Sœurs des Missionnaires de la Charité dans la chapelle de la Maison-Mère à Kolkata, en Inde
Sœurs des Missionnaires de la Charité dans la chapelle de la Maison-Mère à Kolkata, en Inde
Alors que les chrétiens et d'autres minorités religieuses font déjà face à diverses formes de pressions dans plusieurs régions du pays, certains observateurs s'inquiètent des conséquences qu'un tel outil pourrait avoir sur les libertés fondamentales

Avec plus d’un milliard d’inscrits, le système d’identification biométrique indien Aadhaar constitue aujourd’hui l’une des plus vastes bases de données personnelles au monde. Empreintes digitales, photographie du visage et informations d’identité sont associées à un numéro unique devenu progressivement indispensable pour accéder à de nombreux services publics et privés. Présenté comme un moyen de lutter contre la fraude et d’améliorer l’efficacité administrative, Aadhaar est souvent cité comme un modèle de modernisation de l’État. Pourtant, plusieurs universitaires, juristes et défenseurs des libertés publiques alertent depuis des années sur les risques qu’implique la centralisation d’une telle quantité de données personnelles.

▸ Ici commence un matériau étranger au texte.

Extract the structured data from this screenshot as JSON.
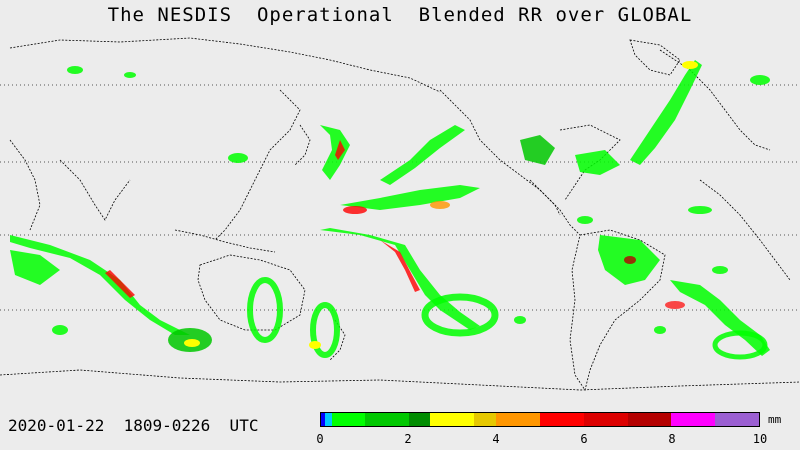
{
  "title": "The NESDIS  Operational  Blended RR over GLOBAL",
  "datetime": "2020-01-22  1809-0226  UTC",
  "colorbar": {
    "unit": "mm",
    "range": [
      0,
      10
    ],
    "tick_labels": [
      "0",
      "2",
      "4",
      "6",
      "8",
      "10"
    ],
    "tick_values": [
      0,
      2,
      4,
      6,
      8,
      10
    ],
    "segments": [
      {
        "from": 0.0,
        "to": 0.1,
        "color": "#0000ff"
      },
      {
        "from": 0.1,
        "to": 0.25,
        "color": "#00c8ff"
      },
      {
        "from": 0.25,
        "to": 1.0,
        "color": "#00ff00"
      },
      {
        "from": 1.0,
        "to": 2.0,
        "color": "#00c800"
      },
      {
        "from": 2.0,
        "to": 2.5,
        "color": "#008c00"
      },
      {
        "from": 2.5,
        "to": 3.5,
        "color": "#ffff00"
      },
      {
        "from": 3.5,
        "to": 4.0,
        "color": "#e6c800"
      },
      {
        "from": 4.0,
        "to": 5.0,
        "color": "#ff9600"
      },
      {
        "from": 5.0,
        "to": 6.0,
        "color": "#ff0000"
      },
      {
        "from": 6.0,
        "to": 7.0,
        "color": "#dc0000"
      },
      {
        "from": 7.0,
        "to": 8.0,
        "color": "#b40000"
      },
      {
        "from": 8.0,
        "to": 9.0,
        "color": "#ff00ff"
      },
      {
        "from": 9.0,
        "to": 10.0,
        "color": "#9b5fd2"
      }
    ]
  },
  "map": {
    "background_color": "#ececec",
    "coastline_color": "#000000",
    "rain_low_color": "#00ff00",
    "rain_mid_color": "#00c800",
    "rain_high_color": "#ff0000",
    "gridlines": "dotted latitude lines"
  }
}
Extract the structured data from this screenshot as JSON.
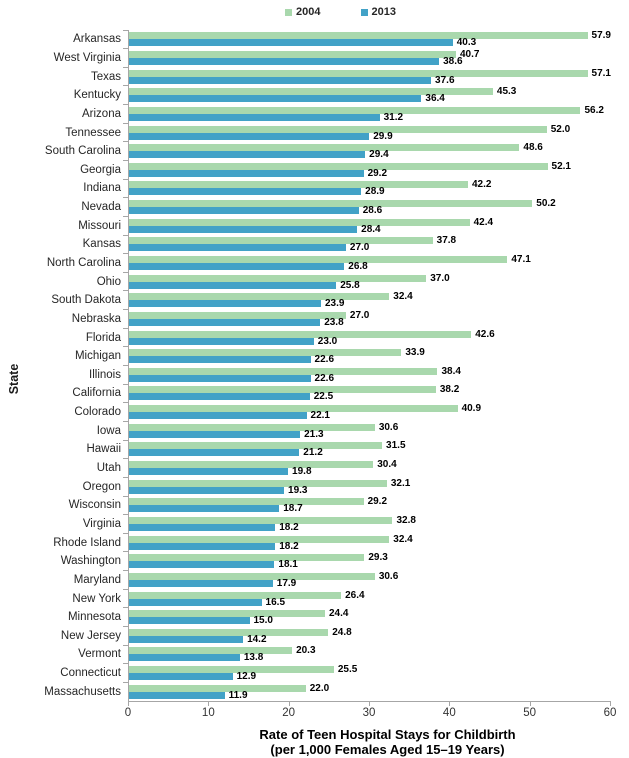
{
  "legend": {
    "items": [
      {
        "label": "2004",
        "color": "#a9d8ad"
      },
      {
        "label": "2013",
        "color": "#42a2c7"
      }
    ]
  },
  "colors": {
    "series_2004": "#a9d8ad",
    "series_2013": "#42a2c7",
    "axis_line": "#a6a6a6",
    "value_label": "#000000"
  },
  "chart_data": {
    "type": "bar",
    "orientation": "horizontal",
    "title": "",
    "ylabel": "State",
    "xlabel_line1": "Rate of Teen Hospital Stays for Childbirth",
    "xlabel_line2": "(per 1,000 Females Aged 15–19 Years)",
    "xlim": [
      0,
      60
    ],
    "xticks": [
      0,
      10,
      20,
      30,
      40,
      50,
      60
    ],
    "grid": false,
    "legend_position": "top-center",
    "value_labels": true,
    "categories": [
      "Arkansas",
      "West Virginia",
      "Texas",
      "Kentucky",
      "Arizona",
      "Tennessee",
      "South Carolina",
      "Georgia",
      "Indiana",
      "Nevada",
      "Missouri",
      "Kansas",
      "North Carolina",
      "Ohio",
      "South Dakota",
      "Nebraska",
      "Florida",
      "Michigan",
      "Illinois",
      "California",
      "Colorado",
      "Iowa",
      "Hawaii",
      "Utah",
      "Oregon",
      "Wisconsin",
      "Virginia",
      "Rhode Island",
      "Washington",
      "Maryland",
      "New York",
      "Minnesota",
      "New Jersey",
      "Vermont",
      "Connecticut",
      "Massachusetts"
    ],
    "series": [
      {
        "name": "2004",
        "color": "#a9d8ad",
        "values": [
          57.9,
          40.7,
          57.1,
          45.3,
          56.2,
          52.0,
          48.6,
          52.1,
          42.2,
          50.2,
          42.4,
          37.8,
          47.1,
          37.0,
          32.4,
          27.0,
          42.6,
          33.9,
          38.4,
          38.2,
          40.9,
          30.6,
          31.5,
          30.4,
          32.1,
          29.2,
          32.8,
          32.4,
          29.3,
          30.6,
          26.4,
          24.4,
          24.8,
          20.3,
          25.5,
          22.0
        ]
      },
      {
        "name": "2013",
        "color": "#42a2c7",
        "values": [
          40.3,
          38.6,
          37.6,
          36.4,
          31.2,
          29.9,
          29.4,
          29.2,
          28.9,
          28.6,
          28.4,
          27.0,
          26.8,
          25.8,
          23.9,
          23.8,
          23.0,
          22.6,
          22.6,
          22.5,
          22.1,
          21.3,
          21.2,
          19.8,
          19.3,
          18.7,
          18.2,
          18.2,
          18.1,
          17.9,
          16.5,
          15.0,
          14.2,
          13.8,
          12.9,
          11.9
        ]
      }
    ]
  }
}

Le sociologue Nicolas Belorgey montre comment un dispositif conçu pour remédier aux lacunes administratives peut progressivement devenir un outil de contrôle social beaucoup plus large. Ses travaux rejoignent les préoccupations exprimées par de nombreuses organisations de défense des droits humains concernant la surveillance numérique et l’accumulation de données sensibles entre les mains des autorités.

Ces inquiétudes prennent une dimension particulière lorsqu’elles sont examinées à la lumière de la situation des minorités religieuses en Inde. Les chrétiens, qui représentent environ 2 % de la population, dénoncent régulièrement des discriminations et des violences dans plusieurs États. Plusieurs régions ont adopté des lois dites « anti-conversion ». Officiellement destinées à lutter contre les conversions forcées, elles sont perçues par de nombreuses organisations chrétiennes comme des instruments permettant de limiter l’évangélisation et les activités pastorales. Ces dernières années, des prêtres, des pasteurs et des fidèles ont été arrêtés ou interrogés à la suite d’accusations de conversions illégales. Des églises ont également été attaquées ou vandalisées par des groupes extrémistes hindous, tandis que certaines œuvres chrétiennes ont rencontré des obstacles administratifs croissants.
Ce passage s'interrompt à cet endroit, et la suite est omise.